FALAFEL READY, he is interrupted by a projection. Arabic music plays in the back when he sits for dinner.
Somewhere in the city Felix’s helplessness was growing with each fleeting moment he spent in a near dead room. He was struggling to come to terms with an unresponsive environment. He had to perform tasks that usually self- performed. He poured himself a cup of coffee while thinking this was only the fourth time he had ever done so in his life. He remembered how his mother always picked on him for abandoning analog tasks. His parents kept a balance. They cherished their analog life. Fire, handle faucets, a stove, and a whole other list of analog objects that would test his weary patience for them.
He sat on a mattress that was responding to a single profile at a time. How many times would he have to sleep in it and in how many positions before he could arrive at the same level of responsiveness he was so used to for his comfort? These thoughts spiraled his loss into anger. Why him? He had heard stories of such instances. Incidents where DRAPES were erased all together. He wished it was all just a bad dream. He wondered what happened to his DRAPE? Who was using it? That sick bastard, he thought to himself. The loss was unfathomable. It had taken him years to evolve with his DRAPE. It felt like he had lost a part of himself.
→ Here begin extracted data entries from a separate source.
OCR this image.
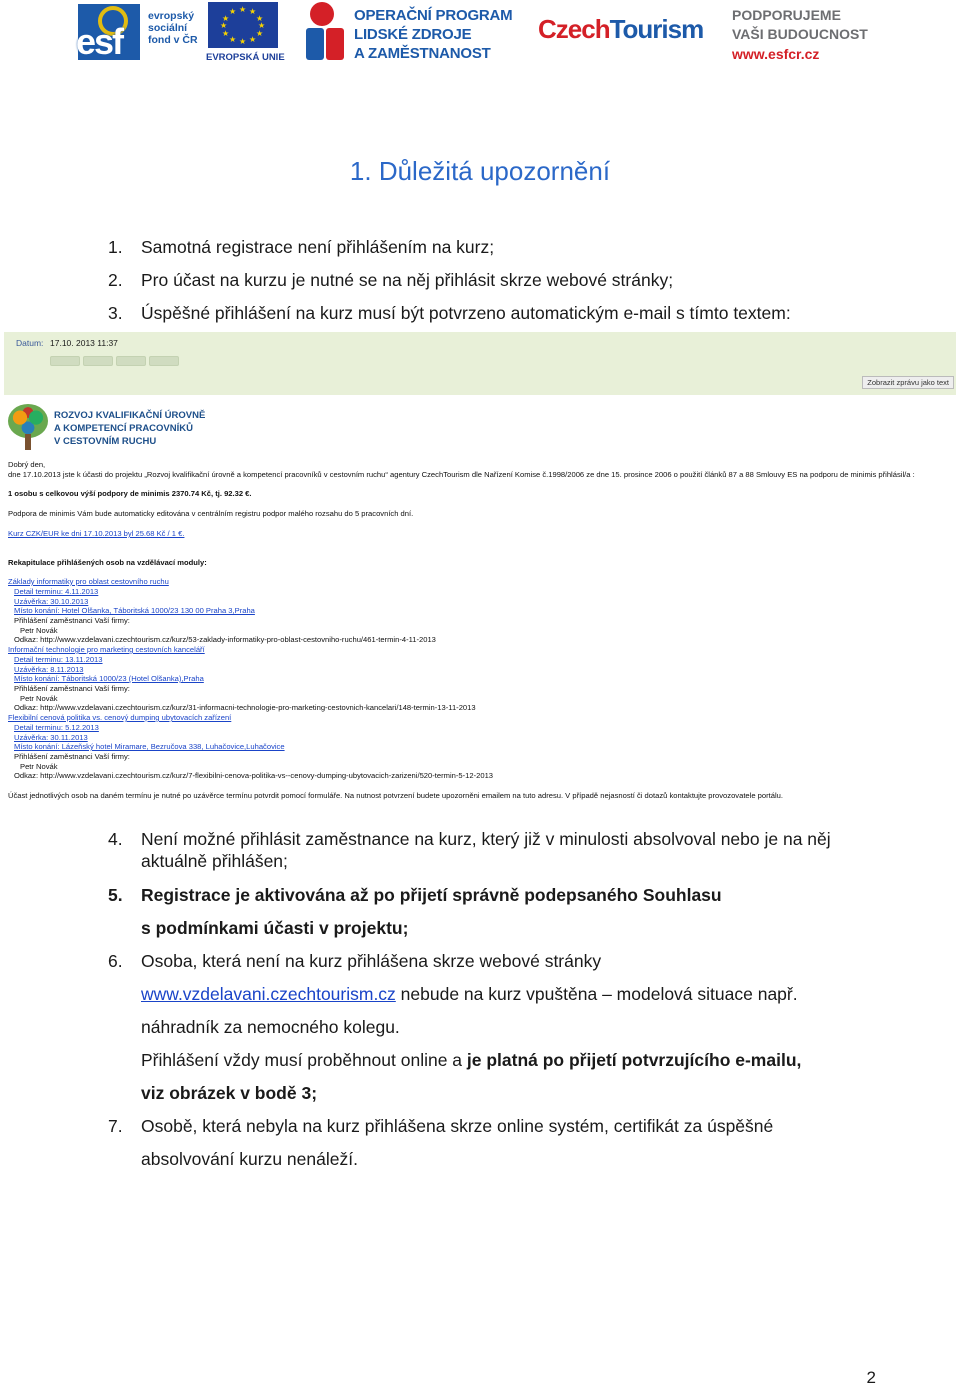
esf
evropský
sociální
fond v ČR
★ ★
★
★
★
★
★
★
★
★
★
★
EVROPSKÁ UNIE
OPERAČNÍ PROGRAM
LIDSKÉ ZDROJE
A ZAMĚSTNANOST
CzechTourism PODPORUJEME
VAŠI BUDOUCNOST
www.esfcr.cz
1. Důležitá upozornění
1. Samotná registrace není přihlášením na kurz;
2. Pro účast na kurzu je nutné se na něj přihlásit skrze webové stránky;
3. Úspěšné přihlášení na kurz musí být potvrzeno automatickým e-mail s tímto textem:
Datum: 17.10. 2013 11:37
Zobrazit zprávu jako text
ROZVOJ KVALIFIKAČNÍ ÚROVNĚ
A KOMPETENCÍ PRACOVNÍKŮ
V CESTOVNÍM RUCHU
Dobrý den,
dne 17.10.2013 jste k účasti do projektu „Rozvoj kvalifikační úrovně a kompetencí pracovníků v cestovním ruchu“ agentury CzechTourism dle Nařízení Komise č.1998/2006 ze dne 15. prosince 2006 o použití článků 87 a 88 Smlouvy ES na podporu de minimis přihlásil/a :
1 osobu s celkovou výší podpory de minimis 2370.74 Kč, tj. 92.32 €.
Podpora de minimis Vám bude automaticky editována v centrálním registru podpor malého rozsahu do 5 pracovních dní.
Kurz CZK/EUR ke dni 17.10.2013 byl 25.68 Kč / 1 €.
Rekapitulace přihlášených osob na vzdělávací moduly:
Základy informatiky pro oblast cestovního ruchu
Detail terminu: 4.11.2013
Uzávěrka: 30.10.2013
Místo konání: Hotel Olšanka, Táboritská 1000/23 130 00 Praha 3,Praha
Přihlášení zaměstnanci Vaší firmy:
Petr Novák
Odkaz: http://www.vzdelavani.czechtourism.cz/kurz/53-zaklady-informatiky-pro-oblast-cestovniho-ruchu/461-termin-4-11-2013
Informační technologie pro marketing cestovních kanceláří
Detail terminu: 13.11.2013
Uzávěrka: 8.11.2013
Místo konání: Táboritská 1000/23 (Hotel Olšanka),Praha
Přihlášení zaměstnanci Vaší firmy:
Petr Novák
Odkaz: http://www.vzdelavani.czechtourism.cz/kurz/31-informacni-technologie-pro-marketing-cestovnich-kancelari/148-termin-13-11-2013
Flexibilní cenová politika vs. cenový dumping ubytovacích zařízení
Detail terminu: 5.12.2013
Uzávěrka: 30.11.2013
Místo konání: Lázeňský hotel Miramare, Bezručova 338, Luhačovice,Luhačovice
Přihlášení zaměstnanci Vaší firmy:
Petr Novák
Odkaz: http://www.vzdelavani.czechtourism.cz/kurz/7-flexibilni-cenova-politika-vs--cenovy-dumping-ubytovacich-zarizeni/520-termin-5-12-2013
Účast jednotlivých osob na daném termínu je nutné po uzávěrce termínu potvrdit pomocí formuláře. Na nutnost potvrzení budete upozorněni emailem na tuto adresu. V případě nejasností či dotazů kontaktujte provozovatele portálu.
4. Není možné přihlásit zaměstnance na kurz, který již v minulosti absolvoval nebo je na něj aktuálně přihlášen;
5. Registrace je aktivována až po přijetí správně podepsaného Souhlasu
s podmínkami účasti v projektu;
6. Osoba, která není na kurz přihlášena skrze webové stránky
www.vzdelavani.czechtourism.cz nebude na kurz vpuštěna – modelová situace např.
náhradník za nemocného kolegu.
Přihlášení vždy musí proběhnout online a je platná po přijetí potvrzujícího e-mailu,
viz obrázek v bodě 3;
7. Osobě, která nebyla na kurz přihlášena skrze online systém, certifikát za úspěšné
absolvování kurzu nenáleží.
2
He was ignoring calls he had been getting. He broadcasts a single message to his contact list: BUSY, CALL YOU LATER. He knows he has to work through this. His new DRAPE needs interaction to learn. Staying idle will not help, He goes out for a walk.
Yosef went to bed quite late while attempting to re-program his system several times. He is woken up by the sunny glow of the wall. It’s only 0600. He turns over on his side to block out the light but it’s useless. He can hear something brewing. It’s the coffee machine again. How long before the system adapts to him? He’s awake.
It has been like clockwork every single morning since the two weeks.
This was supposed to embody luxury, he thinks, but it is proving quite the opposite. He doesn’t look forward to the coffee. He grew up with kehwa and switching to coffee is not on the cards at this point in life. This is the life he always dreamt of. For everything to be responsive. But two weeks in and the projection of morning news still makes him jump when they suddenly appear on a lifeless wall.
It’s a steep curve before his perceptual system adapts to such a barrage of cues. He knows it is going to be a while. He thinks of staying at a less automated home-space for the night as he takes a sip from the dreaded coffee.